Durmadan gelen zamlar, belirsizlik ekonomisi, gelecek kaygısı, güven eksikliği. Teni yıldaki insanların tahmini düşünceleri. Evet bizi nasıl bir yıl bekliyor. Yaz nasıl geçecek. Zengin daha zengin oldu, fakirler ise ağaç kökü kemirecek vaziyete geldi. Verilen maaş artışları zamlarla geri alındı. Emme-basma tulumba modeli. Üst kattakilerin pek umurunda değil gibi ama alt kattakiler pestile döndü. Bu kadar insan laf olsun diye mi şikayet ediyor.
*******
Akaryakıt artık değerli bir meta. Depo ortalama 700 TL ye kadar doluyor. Bu da küçük arabaların deposu. Deniliyor ki Avrupa ile eşitlendik. Tamam da maaşları da Avrupa ya göre eşitleyelim. Avrupa da emekli maaşı 1500 Avro ise basit bir hesapla 22500 TL gibi bir şey yapıyor avroyu 15 TL den alırsanız. Eğer çalışan iseniz maaş 2500 Avro civarı. Mesela yeğenim 2400 Avro alıyor. Yani yaklaşık bizim insanlara 36000 TL vermemiz gerek. Gördünüz mü baş eşitleyince neler oluyor. Şimdi adam 14 TL den rahatça benzinini mazotunu alabilir arabasına.
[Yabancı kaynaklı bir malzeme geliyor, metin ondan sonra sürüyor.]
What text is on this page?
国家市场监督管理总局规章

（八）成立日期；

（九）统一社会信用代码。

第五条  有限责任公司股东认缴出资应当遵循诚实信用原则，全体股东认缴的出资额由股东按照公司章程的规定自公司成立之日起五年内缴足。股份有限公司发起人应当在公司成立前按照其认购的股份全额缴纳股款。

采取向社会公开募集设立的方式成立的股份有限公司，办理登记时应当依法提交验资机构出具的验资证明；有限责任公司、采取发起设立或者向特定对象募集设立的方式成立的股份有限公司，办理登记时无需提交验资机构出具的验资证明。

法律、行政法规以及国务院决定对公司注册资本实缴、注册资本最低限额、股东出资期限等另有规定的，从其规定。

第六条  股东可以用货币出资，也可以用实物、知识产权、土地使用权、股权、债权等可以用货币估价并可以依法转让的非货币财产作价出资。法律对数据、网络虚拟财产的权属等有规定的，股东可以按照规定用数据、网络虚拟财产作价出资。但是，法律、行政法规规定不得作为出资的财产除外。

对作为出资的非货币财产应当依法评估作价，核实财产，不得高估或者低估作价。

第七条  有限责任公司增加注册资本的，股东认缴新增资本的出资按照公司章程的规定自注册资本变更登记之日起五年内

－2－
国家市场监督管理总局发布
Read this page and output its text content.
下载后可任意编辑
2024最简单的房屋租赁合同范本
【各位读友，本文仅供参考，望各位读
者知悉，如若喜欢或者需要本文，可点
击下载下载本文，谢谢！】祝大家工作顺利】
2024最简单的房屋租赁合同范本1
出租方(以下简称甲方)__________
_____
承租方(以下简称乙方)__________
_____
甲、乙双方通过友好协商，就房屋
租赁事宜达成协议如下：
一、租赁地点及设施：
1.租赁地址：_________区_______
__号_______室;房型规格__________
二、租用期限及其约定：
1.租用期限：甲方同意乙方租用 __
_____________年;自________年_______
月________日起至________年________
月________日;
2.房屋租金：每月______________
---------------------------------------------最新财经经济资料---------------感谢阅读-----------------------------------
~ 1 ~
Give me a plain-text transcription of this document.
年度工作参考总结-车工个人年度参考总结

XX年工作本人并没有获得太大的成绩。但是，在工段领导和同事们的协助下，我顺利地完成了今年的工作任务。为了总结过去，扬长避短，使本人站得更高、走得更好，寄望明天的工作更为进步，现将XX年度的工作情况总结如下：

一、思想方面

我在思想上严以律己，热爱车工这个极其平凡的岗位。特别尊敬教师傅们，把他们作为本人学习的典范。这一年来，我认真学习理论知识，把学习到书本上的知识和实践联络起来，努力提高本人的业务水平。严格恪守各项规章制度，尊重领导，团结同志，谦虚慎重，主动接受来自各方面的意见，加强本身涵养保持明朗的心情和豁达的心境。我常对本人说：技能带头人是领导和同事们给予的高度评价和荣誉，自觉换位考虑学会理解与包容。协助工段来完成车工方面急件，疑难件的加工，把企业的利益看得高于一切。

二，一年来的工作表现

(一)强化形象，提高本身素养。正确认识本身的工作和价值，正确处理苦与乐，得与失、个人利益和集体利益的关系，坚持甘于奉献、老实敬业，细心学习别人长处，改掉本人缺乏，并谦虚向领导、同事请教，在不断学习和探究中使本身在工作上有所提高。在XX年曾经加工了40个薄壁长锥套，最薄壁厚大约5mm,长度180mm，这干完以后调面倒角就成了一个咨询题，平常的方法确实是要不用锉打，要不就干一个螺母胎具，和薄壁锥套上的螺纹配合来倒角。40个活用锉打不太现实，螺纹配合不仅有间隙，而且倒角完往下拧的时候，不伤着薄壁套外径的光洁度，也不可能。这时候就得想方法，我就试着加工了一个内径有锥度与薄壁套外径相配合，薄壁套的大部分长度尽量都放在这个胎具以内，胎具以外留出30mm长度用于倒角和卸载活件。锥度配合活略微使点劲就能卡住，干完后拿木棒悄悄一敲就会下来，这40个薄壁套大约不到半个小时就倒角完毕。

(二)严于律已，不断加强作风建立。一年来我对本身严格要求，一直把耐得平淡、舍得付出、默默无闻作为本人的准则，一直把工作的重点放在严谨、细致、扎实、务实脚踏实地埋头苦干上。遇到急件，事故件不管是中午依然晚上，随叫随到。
Neden? Eşitledik çünkü.
*******
Çok severim Osman Altuğ hocayı. Bir programında 100 yumurta 1 TL den satılıyorsa, serbest ekonomik kurallara göre eğer 200 yumurta üretirsek 50 Kuruşa satılır demişti. Yani her işin başı üretimdi. Gerek sınai, gerek tarımsal, gerek teknolojik üretim yapmazda dışarıdan alırsanız, parayı 15 TL den ödemek zorunda kalırsınız. Sizin yapacağınız üreti 5 TL ye mal oluyorsa bu belki 35 TL ye mal olacak. Ha bire ithalat belli bir kemsi doyururken, çok büyük bir bölümü fakirleştiriyor. Hele enerjide dışa bağımlı olmak bu işin tuzu biberi oluyor.
*******
Peki burada bizim hiç mi suçumuz yok. Var tabii. Parasız Post-Kapitalist olduk. Yani esasen kapitalizmin sonrası diye anılan bu yeni ekonomik ekolde, insanlar bencil, şüpheci ve gösteriş budalası oluyor. Post-Kapitalizm de bir malın hem kullanım değeri, birde pretij değeri var. Yani halk dilinde bende çok var, hava atabilirim gibi. Avrupa da ise faydacılık var. Lüzum etmedikçe almazlar, kullanmazlar. Kimse kimseye hava atmaz. Kendimizi geliştirmiyor, oturduğumuz koltuğu geliştiriyoruz. Post-Kapitalizm deki en çok parayı alan şey bilgi teknolojileri yani bilgidir. Bizde yok, olansa dışarı kaçıyor. Çünkü hak ettiği parayı veremiyoruz. Bizde bilgi değersi, prestij değerli. Aslında kendimize yapıyoruz bir yerde. Kafamızı kullanmıyorsak bu duruma geliriz işte. Atatürk bize böyle öğretmemişti. Saygılarımla.